An unspoken bond of understanding exists between a dog and its owner and is unlike anything else in the natural world, scientists have found.
A study has proved that dogs are genuinely in tune with human emotions, feelings and movements in a way no other species can mirror and have this ability at birth.
The only attributable explanation, researchers say, is the development of a unique bond between the two species carved from more than 10,000 years of domestication.
Scientists have long studied the relationship between humans and man’s best friend but are still unravelling how we turned a fierce predator into a docile companion animal.
A new study from Duke University in North Carolina looked at the difference in behaviour between wolf puppies and infant dogs. A total of 88 animals – 44 dogs and 37 wolves – were enrolled in a study, with none of the animals older than 18 weeks.
Wolf pups in the study were from the Wildlife Science Centre in Minnesota and were hand raised by people. Keepers fed the wolves by hand and spent 24 hours a day with them. In contrast, the dogs were left in their litter with their siblings and mother and had minimal contact with people.
All the canines, dogs and wolves alike, underwent the same tests to determine how they responded to human clues and behaviour.

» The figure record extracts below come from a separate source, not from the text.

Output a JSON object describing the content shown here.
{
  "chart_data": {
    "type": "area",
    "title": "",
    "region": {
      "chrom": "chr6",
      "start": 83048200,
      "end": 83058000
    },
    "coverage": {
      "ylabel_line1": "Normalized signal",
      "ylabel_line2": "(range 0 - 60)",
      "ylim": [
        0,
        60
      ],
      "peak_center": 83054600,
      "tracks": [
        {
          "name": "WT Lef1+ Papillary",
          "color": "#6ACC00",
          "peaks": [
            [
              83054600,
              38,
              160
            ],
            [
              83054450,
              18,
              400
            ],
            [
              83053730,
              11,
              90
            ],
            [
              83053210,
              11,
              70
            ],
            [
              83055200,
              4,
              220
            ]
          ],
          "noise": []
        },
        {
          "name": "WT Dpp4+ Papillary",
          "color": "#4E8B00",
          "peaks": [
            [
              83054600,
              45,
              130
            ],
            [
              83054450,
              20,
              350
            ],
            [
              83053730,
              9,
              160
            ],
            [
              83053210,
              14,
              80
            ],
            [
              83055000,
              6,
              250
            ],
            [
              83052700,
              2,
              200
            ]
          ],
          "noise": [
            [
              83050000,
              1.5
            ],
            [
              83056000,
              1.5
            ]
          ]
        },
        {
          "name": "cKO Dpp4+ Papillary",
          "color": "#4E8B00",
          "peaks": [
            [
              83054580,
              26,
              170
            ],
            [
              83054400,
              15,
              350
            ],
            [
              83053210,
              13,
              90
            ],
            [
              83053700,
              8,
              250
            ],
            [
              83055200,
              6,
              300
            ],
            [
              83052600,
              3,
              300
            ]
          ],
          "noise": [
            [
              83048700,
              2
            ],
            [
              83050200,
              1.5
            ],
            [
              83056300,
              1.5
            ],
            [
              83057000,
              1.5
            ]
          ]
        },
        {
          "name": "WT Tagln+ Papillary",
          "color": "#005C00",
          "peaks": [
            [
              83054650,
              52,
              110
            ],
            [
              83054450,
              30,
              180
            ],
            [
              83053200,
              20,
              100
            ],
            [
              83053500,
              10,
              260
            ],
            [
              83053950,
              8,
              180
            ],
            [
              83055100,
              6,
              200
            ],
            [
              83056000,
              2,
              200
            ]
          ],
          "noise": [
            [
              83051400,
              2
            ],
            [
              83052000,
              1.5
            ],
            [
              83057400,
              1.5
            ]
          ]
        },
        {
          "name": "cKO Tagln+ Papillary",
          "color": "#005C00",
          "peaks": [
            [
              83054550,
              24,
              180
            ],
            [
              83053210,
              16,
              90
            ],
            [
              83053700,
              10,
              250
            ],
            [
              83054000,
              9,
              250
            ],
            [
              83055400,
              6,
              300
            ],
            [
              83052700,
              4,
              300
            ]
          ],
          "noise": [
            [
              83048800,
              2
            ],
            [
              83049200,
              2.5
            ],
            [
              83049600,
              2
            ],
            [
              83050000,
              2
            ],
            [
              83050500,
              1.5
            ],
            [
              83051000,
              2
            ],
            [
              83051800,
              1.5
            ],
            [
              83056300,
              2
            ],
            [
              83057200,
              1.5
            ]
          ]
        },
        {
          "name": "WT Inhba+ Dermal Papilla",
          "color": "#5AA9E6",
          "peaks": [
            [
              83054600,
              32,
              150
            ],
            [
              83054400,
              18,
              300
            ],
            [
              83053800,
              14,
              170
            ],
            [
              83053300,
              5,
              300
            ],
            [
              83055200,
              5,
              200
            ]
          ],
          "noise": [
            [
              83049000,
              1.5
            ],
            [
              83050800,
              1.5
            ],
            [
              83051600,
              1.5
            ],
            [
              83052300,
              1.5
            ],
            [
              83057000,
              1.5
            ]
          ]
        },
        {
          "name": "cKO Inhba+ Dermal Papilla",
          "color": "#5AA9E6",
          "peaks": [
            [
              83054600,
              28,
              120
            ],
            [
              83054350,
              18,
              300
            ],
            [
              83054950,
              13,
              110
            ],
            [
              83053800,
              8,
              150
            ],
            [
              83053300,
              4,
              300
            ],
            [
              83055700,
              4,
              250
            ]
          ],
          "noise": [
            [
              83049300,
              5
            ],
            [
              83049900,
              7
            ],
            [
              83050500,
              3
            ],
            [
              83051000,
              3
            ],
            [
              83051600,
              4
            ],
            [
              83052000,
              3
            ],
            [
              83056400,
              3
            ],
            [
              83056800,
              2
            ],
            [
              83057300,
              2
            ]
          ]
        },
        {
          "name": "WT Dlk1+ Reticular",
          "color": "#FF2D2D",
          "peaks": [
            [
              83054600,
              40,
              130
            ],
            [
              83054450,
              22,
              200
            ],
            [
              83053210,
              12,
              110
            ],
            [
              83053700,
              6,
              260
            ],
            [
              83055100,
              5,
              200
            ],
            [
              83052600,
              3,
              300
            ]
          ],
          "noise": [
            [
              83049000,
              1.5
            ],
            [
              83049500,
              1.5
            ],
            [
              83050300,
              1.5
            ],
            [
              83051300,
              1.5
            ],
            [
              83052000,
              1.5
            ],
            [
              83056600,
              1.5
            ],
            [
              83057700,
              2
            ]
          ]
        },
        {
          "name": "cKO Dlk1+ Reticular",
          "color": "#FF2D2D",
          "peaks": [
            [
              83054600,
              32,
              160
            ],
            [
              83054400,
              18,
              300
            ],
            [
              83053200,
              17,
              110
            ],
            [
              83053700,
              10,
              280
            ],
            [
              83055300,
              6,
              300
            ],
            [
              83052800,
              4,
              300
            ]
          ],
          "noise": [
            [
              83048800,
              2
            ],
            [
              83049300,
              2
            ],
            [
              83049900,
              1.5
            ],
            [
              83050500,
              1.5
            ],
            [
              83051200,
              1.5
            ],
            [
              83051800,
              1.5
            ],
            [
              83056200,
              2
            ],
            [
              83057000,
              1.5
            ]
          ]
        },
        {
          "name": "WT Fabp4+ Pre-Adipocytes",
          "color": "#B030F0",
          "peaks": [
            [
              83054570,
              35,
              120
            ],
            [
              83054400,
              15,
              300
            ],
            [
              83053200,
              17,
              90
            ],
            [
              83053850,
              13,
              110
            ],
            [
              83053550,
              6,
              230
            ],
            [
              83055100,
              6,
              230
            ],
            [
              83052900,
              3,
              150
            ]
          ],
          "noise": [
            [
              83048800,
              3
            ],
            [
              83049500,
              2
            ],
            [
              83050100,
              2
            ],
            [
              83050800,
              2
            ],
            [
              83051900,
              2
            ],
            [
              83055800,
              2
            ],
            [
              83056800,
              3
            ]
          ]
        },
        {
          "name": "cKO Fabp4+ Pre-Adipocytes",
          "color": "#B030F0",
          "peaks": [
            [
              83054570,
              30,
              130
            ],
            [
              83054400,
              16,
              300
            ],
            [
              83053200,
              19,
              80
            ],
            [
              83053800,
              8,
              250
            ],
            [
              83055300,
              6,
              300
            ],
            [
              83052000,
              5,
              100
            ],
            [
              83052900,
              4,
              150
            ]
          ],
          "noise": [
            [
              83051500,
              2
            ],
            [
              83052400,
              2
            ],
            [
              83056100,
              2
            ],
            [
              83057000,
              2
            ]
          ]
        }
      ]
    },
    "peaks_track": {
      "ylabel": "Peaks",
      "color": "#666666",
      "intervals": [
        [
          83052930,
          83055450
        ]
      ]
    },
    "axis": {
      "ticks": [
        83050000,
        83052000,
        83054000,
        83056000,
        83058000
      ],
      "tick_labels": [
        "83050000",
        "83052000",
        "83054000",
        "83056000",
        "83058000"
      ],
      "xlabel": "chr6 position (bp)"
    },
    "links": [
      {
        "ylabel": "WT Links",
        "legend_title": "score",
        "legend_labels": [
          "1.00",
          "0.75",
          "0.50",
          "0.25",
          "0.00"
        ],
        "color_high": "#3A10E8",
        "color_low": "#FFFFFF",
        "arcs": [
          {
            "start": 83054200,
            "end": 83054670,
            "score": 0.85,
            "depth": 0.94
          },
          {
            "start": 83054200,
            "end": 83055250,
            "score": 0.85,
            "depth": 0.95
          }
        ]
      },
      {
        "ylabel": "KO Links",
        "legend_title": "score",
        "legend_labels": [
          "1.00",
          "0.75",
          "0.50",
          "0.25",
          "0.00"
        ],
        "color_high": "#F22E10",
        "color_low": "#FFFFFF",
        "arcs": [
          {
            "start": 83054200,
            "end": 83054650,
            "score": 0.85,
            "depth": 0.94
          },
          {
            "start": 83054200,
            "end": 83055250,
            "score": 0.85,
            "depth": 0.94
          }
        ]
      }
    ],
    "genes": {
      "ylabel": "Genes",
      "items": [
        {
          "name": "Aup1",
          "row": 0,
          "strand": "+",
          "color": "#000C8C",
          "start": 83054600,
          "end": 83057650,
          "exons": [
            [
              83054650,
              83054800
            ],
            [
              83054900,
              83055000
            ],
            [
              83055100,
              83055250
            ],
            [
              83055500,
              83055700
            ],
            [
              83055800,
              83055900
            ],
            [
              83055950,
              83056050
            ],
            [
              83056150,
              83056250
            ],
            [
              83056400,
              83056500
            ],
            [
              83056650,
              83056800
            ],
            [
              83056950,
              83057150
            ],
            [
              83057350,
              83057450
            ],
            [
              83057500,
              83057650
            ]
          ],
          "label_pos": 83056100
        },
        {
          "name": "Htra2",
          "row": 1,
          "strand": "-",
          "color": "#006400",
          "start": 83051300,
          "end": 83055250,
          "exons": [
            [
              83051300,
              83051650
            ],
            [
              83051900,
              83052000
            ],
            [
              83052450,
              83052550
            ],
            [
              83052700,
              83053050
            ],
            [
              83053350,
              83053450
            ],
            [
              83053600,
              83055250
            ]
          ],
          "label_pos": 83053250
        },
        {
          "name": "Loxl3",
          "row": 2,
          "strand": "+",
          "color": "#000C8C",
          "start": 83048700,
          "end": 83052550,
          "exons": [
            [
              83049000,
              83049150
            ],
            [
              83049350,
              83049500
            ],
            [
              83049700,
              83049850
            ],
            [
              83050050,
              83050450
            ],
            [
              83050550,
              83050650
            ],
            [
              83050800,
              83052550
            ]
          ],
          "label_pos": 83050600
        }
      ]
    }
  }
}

All the canines in the experiment, dogs and wolves alike, underwent the same tests to determine how they responded to human clues and behaviour
In the experiments, researchers hid a treat in one of two bowls and gave the participating puppy a clue to help them find the food. The gesture varied by trial, including a pointed finger, a glance in the direction of the food and putting a small wooden block next to the correct bowl – a practice foreign to the animals.
Analysis of the results revealed dog puppies, despite having minimal prior experience with people, understood where to go with ease and were twice as likely to get it right as wolf puppies of the same age who had spent far more time around people.
Seventeen of the 31 dogs consistently went to the right bowl, whereas none of the wolves performed better than random chance. Most of the dogs were able to pick up and follow clues from a person, whereas human tips were completely foreign to all the wolves.
The researchers also report that domestic dogs went to the right bowl at the first time of asking, proving they are born with this skill and need no training in order to comprehend human instructions.
The finding backs up a recent study from the University of Arizona, which studied 375 eight-week-old puppies, and concluded they are able to communicate with people from birth and need no training or practice to understand what their owner is saying.
"Dogs are born with this innate ability to understand that we’re communicating with them and we’re trying to cooperate with them," said study author Hannah Salomons, a doctoral student at Duke University.
Exactly how humans and dogs came to live in harmony remains unknown, with various theories touted as possible explanations.
However, Professor Brian Hare, the senior author on the study, said the research findings are strong evidence to back up the "domestication hypothesis", which says ancient hunter-gatherers living more than 12,000 years ago encountered wolves in the wild and tribes allowed some of the wolves to eat the leftovers of their kills.
But only the most timid of the predators were tolerated, and this meant that over generations only the most docile, human-friendly wolves got food and reproduced. Eventually, a lineage of wolves emerged which were tuned into human behaviour and the two species slowly became closer and more co-dependent.
This relationship led to men and dogs eventually hunting in tandem, working as a pair and living together. Now, many dog species work as service animals and assist fire crews, guide the blind and rescue stranded people.
"It is something they are really born prepared to do," said Professor Hare. "This study really solidifies the evidence that the social genius of dogs is a product of domestication."
The study is published in the journal Current Biology.